Can Americans categorize facts and opinions? — fact

Pew Research Center conducted a survey in 2018, asking a sample of U.S. adults to categorize five factual and five opinion statements. This dataset provides data from this survey, with information on the age group of the participant as well as the number of factual and opinion statements they classified correctly (out of 5).

Usage

fact_opinion

Format

A data frame with 5,035 rows and 3 variables.

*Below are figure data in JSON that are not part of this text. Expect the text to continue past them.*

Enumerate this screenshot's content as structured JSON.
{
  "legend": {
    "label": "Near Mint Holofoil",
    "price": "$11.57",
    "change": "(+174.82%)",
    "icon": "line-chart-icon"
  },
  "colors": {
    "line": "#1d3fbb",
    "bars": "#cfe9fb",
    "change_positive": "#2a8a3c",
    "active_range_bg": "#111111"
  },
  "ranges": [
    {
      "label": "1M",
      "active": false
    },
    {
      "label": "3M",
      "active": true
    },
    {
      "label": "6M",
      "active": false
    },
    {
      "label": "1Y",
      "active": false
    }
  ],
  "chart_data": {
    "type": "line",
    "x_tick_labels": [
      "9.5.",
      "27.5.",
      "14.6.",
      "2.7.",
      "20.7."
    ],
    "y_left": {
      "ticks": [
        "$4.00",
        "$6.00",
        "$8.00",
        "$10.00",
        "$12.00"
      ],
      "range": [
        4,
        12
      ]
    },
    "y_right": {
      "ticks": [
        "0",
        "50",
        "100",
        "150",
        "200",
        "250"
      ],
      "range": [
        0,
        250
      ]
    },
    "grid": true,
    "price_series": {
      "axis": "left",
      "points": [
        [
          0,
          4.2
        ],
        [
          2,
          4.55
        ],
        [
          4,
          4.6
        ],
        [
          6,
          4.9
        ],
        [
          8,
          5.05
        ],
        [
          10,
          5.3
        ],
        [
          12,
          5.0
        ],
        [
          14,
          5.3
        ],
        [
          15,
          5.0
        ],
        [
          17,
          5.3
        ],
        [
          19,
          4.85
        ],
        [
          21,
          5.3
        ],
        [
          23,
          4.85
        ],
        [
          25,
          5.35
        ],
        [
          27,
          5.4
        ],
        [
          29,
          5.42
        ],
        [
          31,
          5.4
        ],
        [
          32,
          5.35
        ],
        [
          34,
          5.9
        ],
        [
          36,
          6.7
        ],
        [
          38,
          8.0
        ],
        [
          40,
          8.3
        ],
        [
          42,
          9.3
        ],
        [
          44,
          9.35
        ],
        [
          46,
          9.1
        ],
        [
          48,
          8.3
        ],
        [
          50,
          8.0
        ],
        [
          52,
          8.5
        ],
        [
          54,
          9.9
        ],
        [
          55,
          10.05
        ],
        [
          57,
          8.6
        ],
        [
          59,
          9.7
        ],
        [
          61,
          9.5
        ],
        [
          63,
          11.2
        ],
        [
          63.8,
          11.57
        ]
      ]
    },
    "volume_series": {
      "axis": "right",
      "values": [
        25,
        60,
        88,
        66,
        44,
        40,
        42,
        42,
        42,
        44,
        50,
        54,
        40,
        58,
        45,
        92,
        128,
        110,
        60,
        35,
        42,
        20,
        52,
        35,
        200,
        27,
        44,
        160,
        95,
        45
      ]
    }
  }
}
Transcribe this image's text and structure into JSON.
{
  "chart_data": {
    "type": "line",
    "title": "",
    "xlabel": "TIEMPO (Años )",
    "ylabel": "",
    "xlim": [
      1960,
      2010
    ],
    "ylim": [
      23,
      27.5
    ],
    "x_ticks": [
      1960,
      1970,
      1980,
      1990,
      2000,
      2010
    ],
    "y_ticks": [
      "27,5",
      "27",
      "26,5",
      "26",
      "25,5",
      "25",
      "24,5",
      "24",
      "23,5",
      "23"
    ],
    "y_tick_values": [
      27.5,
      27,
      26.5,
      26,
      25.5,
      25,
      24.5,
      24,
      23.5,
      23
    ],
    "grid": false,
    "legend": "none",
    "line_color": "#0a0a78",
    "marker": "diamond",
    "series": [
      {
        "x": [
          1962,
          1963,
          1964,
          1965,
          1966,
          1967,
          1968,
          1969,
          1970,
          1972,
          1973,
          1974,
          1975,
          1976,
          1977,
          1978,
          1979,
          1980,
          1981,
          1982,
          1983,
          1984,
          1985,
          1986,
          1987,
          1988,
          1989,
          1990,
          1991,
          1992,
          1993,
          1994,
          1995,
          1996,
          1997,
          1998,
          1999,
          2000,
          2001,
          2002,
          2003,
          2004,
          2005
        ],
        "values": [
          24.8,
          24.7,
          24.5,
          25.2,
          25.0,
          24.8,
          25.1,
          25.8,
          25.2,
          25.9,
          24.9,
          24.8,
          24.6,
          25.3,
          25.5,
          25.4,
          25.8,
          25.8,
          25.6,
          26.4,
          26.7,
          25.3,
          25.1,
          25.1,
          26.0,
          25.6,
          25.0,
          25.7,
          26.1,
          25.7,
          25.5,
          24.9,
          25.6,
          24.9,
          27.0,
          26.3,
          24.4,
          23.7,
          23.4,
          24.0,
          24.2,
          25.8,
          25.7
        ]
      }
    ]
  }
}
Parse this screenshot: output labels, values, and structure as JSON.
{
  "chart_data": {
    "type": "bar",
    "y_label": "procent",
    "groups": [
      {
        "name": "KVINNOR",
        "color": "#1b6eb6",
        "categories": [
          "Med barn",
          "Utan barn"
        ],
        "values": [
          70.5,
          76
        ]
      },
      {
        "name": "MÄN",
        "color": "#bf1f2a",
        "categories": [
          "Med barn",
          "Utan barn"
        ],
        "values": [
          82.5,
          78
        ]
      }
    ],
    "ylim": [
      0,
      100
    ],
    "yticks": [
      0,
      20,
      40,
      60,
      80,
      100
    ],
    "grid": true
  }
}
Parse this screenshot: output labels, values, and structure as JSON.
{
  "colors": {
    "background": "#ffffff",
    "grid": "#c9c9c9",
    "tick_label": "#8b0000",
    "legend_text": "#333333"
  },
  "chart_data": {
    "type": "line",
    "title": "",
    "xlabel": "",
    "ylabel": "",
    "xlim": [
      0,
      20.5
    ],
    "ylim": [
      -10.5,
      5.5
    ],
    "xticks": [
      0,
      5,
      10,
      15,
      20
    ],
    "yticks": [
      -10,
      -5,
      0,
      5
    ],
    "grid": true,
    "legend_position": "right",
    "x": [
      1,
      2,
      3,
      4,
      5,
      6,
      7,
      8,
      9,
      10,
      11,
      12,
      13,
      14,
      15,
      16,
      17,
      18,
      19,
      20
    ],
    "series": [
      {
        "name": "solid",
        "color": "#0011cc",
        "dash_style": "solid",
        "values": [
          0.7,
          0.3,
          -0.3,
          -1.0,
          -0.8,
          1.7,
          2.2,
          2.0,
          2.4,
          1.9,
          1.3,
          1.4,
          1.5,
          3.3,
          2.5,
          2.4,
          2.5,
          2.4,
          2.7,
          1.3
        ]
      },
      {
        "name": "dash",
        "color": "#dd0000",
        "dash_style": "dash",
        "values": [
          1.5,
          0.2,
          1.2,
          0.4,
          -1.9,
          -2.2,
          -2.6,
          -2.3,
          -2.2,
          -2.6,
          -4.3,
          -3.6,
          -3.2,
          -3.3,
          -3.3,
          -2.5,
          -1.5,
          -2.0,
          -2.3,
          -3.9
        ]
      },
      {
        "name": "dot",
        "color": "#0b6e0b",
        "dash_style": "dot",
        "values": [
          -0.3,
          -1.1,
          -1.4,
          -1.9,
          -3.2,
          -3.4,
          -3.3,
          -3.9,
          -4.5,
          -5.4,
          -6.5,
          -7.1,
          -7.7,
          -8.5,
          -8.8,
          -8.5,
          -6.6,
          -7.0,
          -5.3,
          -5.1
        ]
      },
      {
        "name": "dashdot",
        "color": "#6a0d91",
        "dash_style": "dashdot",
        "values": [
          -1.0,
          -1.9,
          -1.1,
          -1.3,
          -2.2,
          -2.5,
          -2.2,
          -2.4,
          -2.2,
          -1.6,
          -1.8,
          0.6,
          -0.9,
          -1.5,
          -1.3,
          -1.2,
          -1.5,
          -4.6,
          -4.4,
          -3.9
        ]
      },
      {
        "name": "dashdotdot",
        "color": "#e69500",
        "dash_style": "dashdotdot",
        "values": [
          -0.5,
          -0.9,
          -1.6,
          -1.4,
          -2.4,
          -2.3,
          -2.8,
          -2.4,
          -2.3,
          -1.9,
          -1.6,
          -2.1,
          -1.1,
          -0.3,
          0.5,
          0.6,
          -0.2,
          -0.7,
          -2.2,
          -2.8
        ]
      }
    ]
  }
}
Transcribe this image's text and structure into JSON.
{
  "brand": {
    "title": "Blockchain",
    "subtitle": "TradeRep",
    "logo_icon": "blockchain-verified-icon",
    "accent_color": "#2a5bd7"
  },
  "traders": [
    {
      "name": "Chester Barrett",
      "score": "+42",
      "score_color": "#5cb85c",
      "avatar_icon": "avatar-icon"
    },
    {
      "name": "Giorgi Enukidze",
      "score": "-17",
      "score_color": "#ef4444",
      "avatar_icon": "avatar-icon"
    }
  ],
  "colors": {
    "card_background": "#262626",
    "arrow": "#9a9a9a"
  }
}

age_group: Age group of survey participant.
fact_correct: Number of factual statements classified correctly (out of 5).
opinion_correct: Number of opinion statements classified correctly (out of 5).

Source

Younger Americans are better than older Americans at telling factual news statements from opinions, Pew Research Center, October 23, 2018.

Examples


library(ggplot2)
library(dplyr)
library(tidyr)
library(forcats)

# Distribution of fact_correct by age group
ggplot(fact_opinion, aes(x = age_group, y = fact_correct)) +
  geom_boxplot() +
  labs(
    x = "Age group",
    y = "Number correct (factual)",
    title = "Number of factual statements classified correctly by age group"
  )


# Distribution of opinion_correct by age group
ggplot(fact_opinion, aes(x = age_group, y = opinion_correct)) +
  geom_boxplot() +
  labs(
    x = "Age group",
    y = "Number correct (opinion)",
    title = "Number of opinion statements classified correctly by age group"
  )


# Replicating the figure from Pew report (see source for link)
fact_opinion |>
  mutate(
    facts = case_when(
      fact_correct <= 2 ~ "Two or fewer",
      fact_correct %in% c(3, 4) ~ "Three or four",
      fact_correct == 5 ~ "All five"
    ),
    facts = fct_relevel(facts, "Two or fewer", "Three or four", "All five"),
    opinions = case_when(
      opinion_correct <= 2 ~ "Two or fewer",
      opinion_correct %in% c(3, 4) ~ "Three or four",
      opinion_correct == 5 ~ "All five"
    ),
    opinions = fct_relevel(opinions, "Two or fewer", "Three or four", "All five")
  ) |>
  select(-fact_correct, -opinion_correct) |>
  pivot_longer(cols = -age_group, names_to = "question_type", values_to = "n_correct") |>
  ggplot(aes(y = fct_rev(age_group), fill = n_correct)) +
  geom_bar(position = "fill") +
  facet_wrap(~question_type, ncol = 1) +
  scale_fill_viridis_d(guide = guide_legend(reverse = TRUE)) +
  labs(
    x = "Proportion",
    y = "Age group",
    fill = "Number of\ncorrect\nclassifications"
  )